Se despojaron de la ropa a mordiscos. Y aunque la desnudez de él hizo tambalear sus certezas, no pudo abdicar de la fantasía. Continuó inventándolo. En las escaleras del Pompidou, le mostró sus cicatrices más profundas, le habló de la violencia y la oscuridad.

Había intuido en las multitudes que gritan en sus cuadros el mismo dolor que ella sentía.

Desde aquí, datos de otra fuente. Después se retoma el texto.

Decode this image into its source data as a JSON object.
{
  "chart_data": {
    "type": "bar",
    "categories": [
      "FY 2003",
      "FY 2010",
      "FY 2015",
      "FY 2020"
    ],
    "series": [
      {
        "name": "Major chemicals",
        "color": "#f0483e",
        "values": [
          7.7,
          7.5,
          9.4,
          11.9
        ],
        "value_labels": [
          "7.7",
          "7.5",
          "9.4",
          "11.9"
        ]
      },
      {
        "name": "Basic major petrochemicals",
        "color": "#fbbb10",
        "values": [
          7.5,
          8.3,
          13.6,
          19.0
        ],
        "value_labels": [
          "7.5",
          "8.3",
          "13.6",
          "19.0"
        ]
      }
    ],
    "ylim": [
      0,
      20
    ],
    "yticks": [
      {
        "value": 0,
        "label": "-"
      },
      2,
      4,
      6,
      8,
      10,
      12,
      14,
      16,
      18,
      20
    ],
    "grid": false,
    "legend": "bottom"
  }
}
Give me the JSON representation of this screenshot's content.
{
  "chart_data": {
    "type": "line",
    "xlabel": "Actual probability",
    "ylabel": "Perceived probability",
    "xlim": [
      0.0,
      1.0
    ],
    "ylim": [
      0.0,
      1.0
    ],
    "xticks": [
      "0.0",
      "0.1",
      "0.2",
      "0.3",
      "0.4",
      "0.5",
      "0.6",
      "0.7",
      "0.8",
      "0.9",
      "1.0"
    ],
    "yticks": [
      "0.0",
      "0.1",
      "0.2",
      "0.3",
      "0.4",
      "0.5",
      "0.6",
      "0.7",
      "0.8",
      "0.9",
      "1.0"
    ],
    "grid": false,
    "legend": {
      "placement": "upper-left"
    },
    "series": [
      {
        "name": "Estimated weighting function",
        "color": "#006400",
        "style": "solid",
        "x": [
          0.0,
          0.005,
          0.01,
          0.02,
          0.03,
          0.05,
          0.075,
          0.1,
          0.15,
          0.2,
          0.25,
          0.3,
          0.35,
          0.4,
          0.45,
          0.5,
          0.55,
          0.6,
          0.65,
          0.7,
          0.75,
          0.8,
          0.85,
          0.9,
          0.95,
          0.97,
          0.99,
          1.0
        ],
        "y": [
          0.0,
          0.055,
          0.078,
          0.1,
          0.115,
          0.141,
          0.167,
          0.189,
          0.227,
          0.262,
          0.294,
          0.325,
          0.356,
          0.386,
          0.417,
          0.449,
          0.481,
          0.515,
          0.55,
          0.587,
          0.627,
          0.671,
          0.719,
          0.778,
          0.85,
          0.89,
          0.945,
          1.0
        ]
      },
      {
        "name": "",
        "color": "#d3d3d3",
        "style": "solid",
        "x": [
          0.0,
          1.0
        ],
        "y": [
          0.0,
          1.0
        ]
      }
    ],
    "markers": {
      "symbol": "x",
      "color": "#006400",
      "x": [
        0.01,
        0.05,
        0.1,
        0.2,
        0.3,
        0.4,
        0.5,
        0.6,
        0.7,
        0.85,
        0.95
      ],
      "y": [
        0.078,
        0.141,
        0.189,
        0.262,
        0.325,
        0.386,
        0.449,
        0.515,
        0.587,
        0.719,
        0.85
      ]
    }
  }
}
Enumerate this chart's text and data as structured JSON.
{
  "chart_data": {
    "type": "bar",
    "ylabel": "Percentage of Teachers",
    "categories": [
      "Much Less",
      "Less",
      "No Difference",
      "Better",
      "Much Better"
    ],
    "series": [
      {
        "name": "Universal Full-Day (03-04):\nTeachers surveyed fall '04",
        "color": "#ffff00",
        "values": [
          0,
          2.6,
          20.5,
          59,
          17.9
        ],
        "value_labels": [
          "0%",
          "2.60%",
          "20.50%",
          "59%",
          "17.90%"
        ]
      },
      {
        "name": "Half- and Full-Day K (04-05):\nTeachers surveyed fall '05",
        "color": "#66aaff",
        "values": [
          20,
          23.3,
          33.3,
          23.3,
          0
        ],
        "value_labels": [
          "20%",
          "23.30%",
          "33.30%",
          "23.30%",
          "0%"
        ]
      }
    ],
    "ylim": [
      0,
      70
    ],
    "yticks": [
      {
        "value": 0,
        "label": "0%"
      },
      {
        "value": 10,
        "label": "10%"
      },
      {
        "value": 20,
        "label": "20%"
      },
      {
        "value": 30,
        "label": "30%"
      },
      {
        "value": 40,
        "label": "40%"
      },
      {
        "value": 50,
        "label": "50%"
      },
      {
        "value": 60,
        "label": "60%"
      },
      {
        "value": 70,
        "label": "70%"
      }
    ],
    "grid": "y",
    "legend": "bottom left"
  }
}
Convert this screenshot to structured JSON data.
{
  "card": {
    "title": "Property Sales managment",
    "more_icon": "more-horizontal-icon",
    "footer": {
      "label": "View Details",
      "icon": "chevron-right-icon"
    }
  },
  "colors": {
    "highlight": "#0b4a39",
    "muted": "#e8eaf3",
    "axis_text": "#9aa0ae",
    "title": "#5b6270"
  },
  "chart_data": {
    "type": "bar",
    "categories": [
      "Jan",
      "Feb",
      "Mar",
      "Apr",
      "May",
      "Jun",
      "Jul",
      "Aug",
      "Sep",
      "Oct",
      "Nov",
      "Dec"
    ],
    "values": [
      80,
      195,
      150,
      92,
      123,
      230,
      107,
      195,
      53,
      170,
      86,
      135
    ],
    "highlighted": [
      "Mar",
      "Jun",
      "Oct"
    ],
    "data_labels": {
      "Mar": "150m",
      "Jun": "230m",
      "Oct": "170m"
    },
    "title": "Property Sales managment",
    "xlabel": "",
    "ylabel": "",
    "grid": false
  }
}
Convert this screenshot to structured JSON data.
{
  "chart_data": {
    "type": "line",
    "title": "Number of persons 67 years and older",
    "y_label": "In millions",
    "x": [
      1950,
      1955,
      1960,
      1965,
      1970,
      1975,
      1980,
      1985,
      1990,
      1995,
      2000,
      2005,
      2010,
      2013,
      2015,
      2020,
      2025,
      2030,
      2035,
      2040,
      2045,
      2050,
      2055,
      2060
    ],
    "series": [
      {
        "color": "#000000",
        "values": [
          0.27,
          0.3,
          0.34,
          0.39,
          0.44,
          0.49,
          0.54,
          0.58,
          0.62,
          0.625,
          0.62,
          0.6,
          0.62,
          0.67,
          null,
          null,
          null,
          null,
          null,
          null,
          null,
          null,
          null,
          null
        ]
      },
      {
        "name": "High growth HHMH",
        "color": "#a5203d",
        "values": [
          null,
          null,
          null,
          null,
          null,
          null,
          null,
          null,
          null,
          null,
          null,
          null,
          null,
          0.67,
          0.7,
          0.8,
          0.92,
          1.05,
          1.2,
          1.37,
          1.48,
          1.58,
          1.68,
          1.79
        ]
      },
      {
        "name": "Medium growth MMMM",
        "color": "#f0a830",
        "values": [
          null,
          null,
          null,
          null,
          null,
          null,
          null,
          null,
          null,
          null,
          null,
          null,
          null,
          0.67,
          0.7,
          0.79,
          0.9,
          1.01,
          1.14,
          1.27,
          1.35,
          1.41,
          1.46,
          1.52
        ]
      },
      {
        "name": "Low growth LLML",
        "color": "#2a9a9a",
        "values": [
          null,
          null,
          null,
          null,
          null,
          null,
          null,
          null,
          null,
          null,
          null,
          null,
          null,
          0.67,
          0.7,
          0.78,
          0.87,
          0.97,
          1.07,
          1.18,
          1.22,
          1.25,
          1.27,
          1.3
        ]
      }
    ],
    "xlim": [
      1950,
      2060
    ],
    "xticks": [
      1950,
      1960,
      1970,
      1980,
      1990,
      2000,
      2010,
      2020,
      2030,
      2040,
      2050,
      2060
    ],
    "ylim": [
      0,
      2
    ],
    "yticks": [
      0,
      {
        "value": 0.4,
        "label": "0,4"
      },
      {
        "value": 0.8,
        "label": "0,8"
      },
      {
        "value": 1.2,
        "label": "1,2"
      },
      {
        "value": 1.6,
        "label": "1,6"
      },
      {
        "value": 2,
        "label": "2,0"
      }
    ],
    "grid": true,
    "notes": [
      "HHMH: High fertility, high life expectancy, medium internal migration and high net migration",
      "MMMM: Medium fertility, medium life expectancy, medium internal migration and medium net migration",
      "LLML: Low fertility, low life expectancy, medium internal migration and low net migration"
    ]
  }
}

Él no quería oír hablar de emociones, le confesó después, aunque le interesaba mucho el lugar que ella ocupaba en el mundo. Y ella no quería hablar de su importante lugar en el mundo, sino que la amaran como el ser quebrado y frágil que llevaba escondiendo desde niña.

Decidieron que París era el comienzo de algo. Esto no lo inventó. Lo dice claramente en un email: I´m deeply interested on beginnings w you. Los conservaba todos, como un tesoro. Y cada dibujo, cada palabra.

Más encuentros ardientes. Un verano en Long Island. Cruzar el océano comenzaba a resultar agotador. Necesitaba sus manos y su olor en lo cotidiano. Quería más, lo quería todo, en un único trago largo. Sin dudas esta vez.

Llegó a Nueva York con dos maletas y un perfume de nombre Love story. Pero la fragancia es efímera. Ya no estaba en su cama, ni en las multitudes de sus cuadros, ni en los museos, ni en el restaurante japonés. Pudo respirar su urgencia al meterla en el taxi, bajo la nieve de enero. Esquivó sus mensajes y llamadas durante meses y luego aquel email: Sorry to be out of touch.

Quería palabras, claro que quería palabras. Pero a él le molestaban las palabras. Y nunca se las ofreció.